Netflix has only increased the decline in live TV watching. Satellite and cable subscribers are leaving in droves for for streaming while channel owners constantly jack up the prices per channel meaning less revenue per customer.
This is the reason why Comcast bought NBCUniversal and AT&T bought Time Warner because they know the future is streaming and that requires a big content library. It’s why Disney bought 21st century Fox, and CBS and Viacom are merging again. They need their own content libraries to grow.
AT&T lost another 1.16 million subscribers from DirecTV and its other TV services in the final three months of 2019.
AT&T today reported a 945,000-customer net loss in its “premium TV” category, which includes DirecTV satellite, U-verse wireline TV services, and the “AT&T TV” online service that launched in Q3 and is only available in about 15 cities.
AT&T also reported a net loss of 219,000 customers from AT&T TV Now, a separate streaming service formerly known as DirecTV Now.
For the entire 12 months of 2019, AT&T lost more than 4 million customers from its satellite, wireline, and linear streaming-TV services combined.
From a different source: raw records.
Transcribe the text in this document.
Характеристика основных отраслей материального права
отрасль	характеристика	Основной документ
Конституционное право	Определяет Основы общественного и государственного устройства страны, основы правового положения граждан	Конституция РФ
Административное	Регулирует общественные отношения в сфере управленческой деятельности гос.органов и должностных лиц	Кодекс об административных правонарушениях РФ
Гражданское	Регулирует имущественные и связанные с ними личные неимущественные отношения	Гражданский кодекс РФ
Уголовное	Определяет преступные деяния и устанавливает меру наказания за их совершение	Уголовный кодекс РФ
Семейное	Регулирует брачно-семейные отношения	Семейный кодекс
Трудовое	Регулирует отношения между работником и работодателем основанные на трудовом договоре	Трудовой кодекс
The company began 2019 with 24.49 million TV customers and finished the year with 20.4 million.
The blood bath continues:
AT&T ended 2019 with 19.47 million customers in the premium TV category, down from 20.42 million customers in that category just three months earlier. For the full year, AT&T lost 3.43 million premium TV customers, a staggering amount compared to other providers even in the declining pay-TV business.
The AT&T TV Now streaming service dropped from 1.15 million to 926,000 subscribers in the three-month period. The AT&T streaming service began 2019 with 1.59 million customers but lost 665,000 customers during the year.
AT&T TV Now had 1.86 million subscribers as recently as September 30, 2018. It took just 15 months for AT&T to lose more than half of them, as customers fled in the face of price increases and expiration of promotional prices. AT&T said it had 8,000 AT&T TV Now customers on “free or substantially free trial-period” plans at the end of Q4, down from 65,000 a year earlier.
Revenue for the AT&T Entertainment Group, which includes video and broadband services, fell 6.1 percent year-over-year to $11.23 billion in Q4 2019. AT&T lost 182,000 home Internet subscribers in the quarter, reducing its total to 14.12 million. The losses all came in AT&T’s older copper-based Internet services, as it added 191,100 fiber customers to hit a total of 3.89 million in that sub-category.
DirectTV is tanking and taking AT&T down with it. How much longer can it sustain barely profitable endeavors like DC Comics or loss leaders like DC Universe if they can’t make DirectTV profitable? The article goes on to praise AT&T for the price hikes and “focus on profitability” they’ve begun to implement, but while last year AT&T promised 7,000 new jobs to get tax break—it cut 23,000 jobs instead as revenue fell.
However, after the success of WB’s Joker film, it appeared that AT&T has a stronger argument that its acquisition of Timer Warner was working. Joker broke the U.S. box-office record for an October opening, hauling in $93.5 million. Joker then brought in $140.5 million overseas. That makes it Warner Bros. biggest opening in two years and the fifth biggest movie launch this year, according to the Hollywood Reporter. Prior to its release, the film had been forecast to bring in just over $80 million in its opening U.S. weekend. Before it completed its theatrical run, Warner Bros.’ “Joker” officially became the first R-rated movie in history to earn over $1 billion at the global box office.
Joker was an indication that Warner Bros. is comfortable pushing the limits of its DC Comics franchise in ways that go beyond what rival Walt Disney is willing to do with its Marvel movies. For now, DC Comics may be safe from being licensed off like Marvel has been to IDW and Disney to just about anyone, Warner Bros. and AT&T knows that the comics are the basis for all the movies, TV, video games, toys, sheets, and underwear. Without someone producing new ideas, they have now growing content in their library.
But as long as they’re taking hits and losses like are being described in the article cited above, they may wind up selling off Warner before they go completely under.